It's a good essay, and explores an aspect of Vonnegut that I haven't really thought all that much about--the notion that the alienation of modern life is an alienation from (in Vonnegutian terms) our karass. This is a little bit of a bowdlerized Vonnegut, though: Vonnegut's ardent atheism and misanthropism were not incidental to his worldview, as Deneen suggests, but essential to them. It is telling that Deneen selects mainly from Vonnegut's earlier works, from the Nineteen Fifties, in which Vonnegut was still convinced of the possibility of individual freedom and of its being snuffed out by social action. From the Nineteen Sixties forward, I think it is clear that Vonnegut had decided that freedom was illusory. How else are we to understand the Trafalmadorians or the chronosynclastic infundibulum?
Two additional quick notes that arise from this discussion of Vonnegut. The first is that I have found a Patrick Deneen essay with which I entirely, wholeheartedly, and enthusiastically agree in all respects: this one, lamenting technology in classrooms. It is always and everywhere done poorly and for administrative convenience, and Georgetown seems to be worse about this than elsewhere. The logical outcome of this trend was precisely and presciently predicted in Forster's The Machine Stops, one of only two Forsters I have read, and the only one I understand.

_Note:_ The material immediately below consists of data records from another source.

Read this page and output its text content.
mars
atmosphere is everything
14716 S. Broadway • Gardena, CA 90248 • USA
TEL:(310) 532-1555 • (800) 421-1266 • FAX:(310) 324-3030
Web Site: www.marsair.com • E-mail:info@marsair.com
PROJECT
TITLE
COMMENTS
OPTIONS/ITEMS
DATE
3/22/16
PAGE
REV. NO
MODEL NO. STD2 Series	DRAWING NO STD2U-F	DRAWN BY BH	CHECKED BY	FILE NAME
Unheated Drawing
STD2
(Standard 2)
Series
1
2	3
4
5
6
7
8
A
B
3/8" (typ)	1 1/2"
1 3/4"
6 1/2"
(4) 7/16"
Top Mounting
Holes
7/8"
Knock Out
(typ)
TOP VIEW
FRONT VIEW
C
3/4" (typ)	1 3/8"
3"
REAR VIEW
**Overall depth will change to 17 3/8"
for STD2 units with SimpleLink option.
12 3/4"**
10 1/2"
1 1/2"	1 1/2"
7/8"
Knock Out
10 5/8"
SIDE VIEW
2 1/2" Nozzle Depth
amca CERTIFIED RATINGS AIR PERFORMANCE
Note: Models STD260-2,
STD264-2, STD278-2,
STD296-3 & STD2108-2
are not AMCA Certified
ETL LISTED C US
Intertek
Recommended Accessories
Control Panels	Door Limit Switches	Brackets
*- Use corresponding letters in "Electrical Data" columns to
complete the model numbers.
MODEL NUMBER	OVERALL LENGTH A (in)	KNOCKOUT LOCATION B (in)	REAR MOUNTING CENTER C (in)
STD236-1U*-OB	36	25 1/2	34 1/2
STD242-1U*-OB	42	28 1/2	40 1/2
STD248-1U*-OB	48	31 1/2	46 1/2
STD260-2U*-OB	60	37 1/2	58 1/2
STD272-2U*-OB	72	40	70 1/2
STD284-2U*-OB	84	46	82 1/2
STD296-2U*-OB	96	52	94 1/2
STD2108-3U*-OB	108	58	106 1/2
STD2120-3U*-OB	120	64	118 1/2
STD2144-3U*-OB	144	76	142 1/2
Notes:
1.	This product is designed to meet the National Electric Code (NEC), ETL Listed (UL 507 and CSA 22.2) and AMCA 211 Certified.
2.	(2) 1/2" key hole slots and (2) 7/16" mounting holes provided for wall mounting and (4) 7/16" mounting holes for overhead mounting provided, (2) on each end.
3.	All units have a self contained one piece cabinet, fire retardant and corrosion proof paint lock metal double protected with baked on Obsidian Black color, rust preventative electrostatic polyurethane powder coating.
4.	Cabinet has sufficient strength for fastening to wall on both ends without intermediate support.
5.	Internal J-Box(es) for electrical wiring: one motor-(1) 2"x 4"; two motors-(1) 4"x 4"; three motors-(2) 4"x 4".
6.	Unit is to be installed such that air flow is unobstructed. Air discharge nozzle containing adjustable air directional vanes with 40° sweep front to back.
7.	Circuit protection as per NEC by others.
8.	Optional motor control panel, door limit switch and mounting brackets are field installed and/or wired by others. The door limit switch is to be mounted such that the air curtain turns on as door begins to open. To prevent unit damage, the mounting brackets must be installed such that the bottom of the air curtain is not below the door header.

The second is that I have an excuse to reprint one of my favorite passages from Vonnegut, from the opening chapter of Sirens of Titan, describing the closest thing the novel has to a female lead:
Her face, like the face of Malachi Constant, was a one-of-a-kind, a surprising variation on a familiar theme—a variation that made observers think, Yes—that would be another very nice way for people to look. What Beatrice had done with her face, actually, was what any plain girl could do. She had overlaid it with dignity, suffering, intelligence, and a piquant dash of bitchiness.May we all someday be able to draft a phrase like "piquant dash of bitchiness."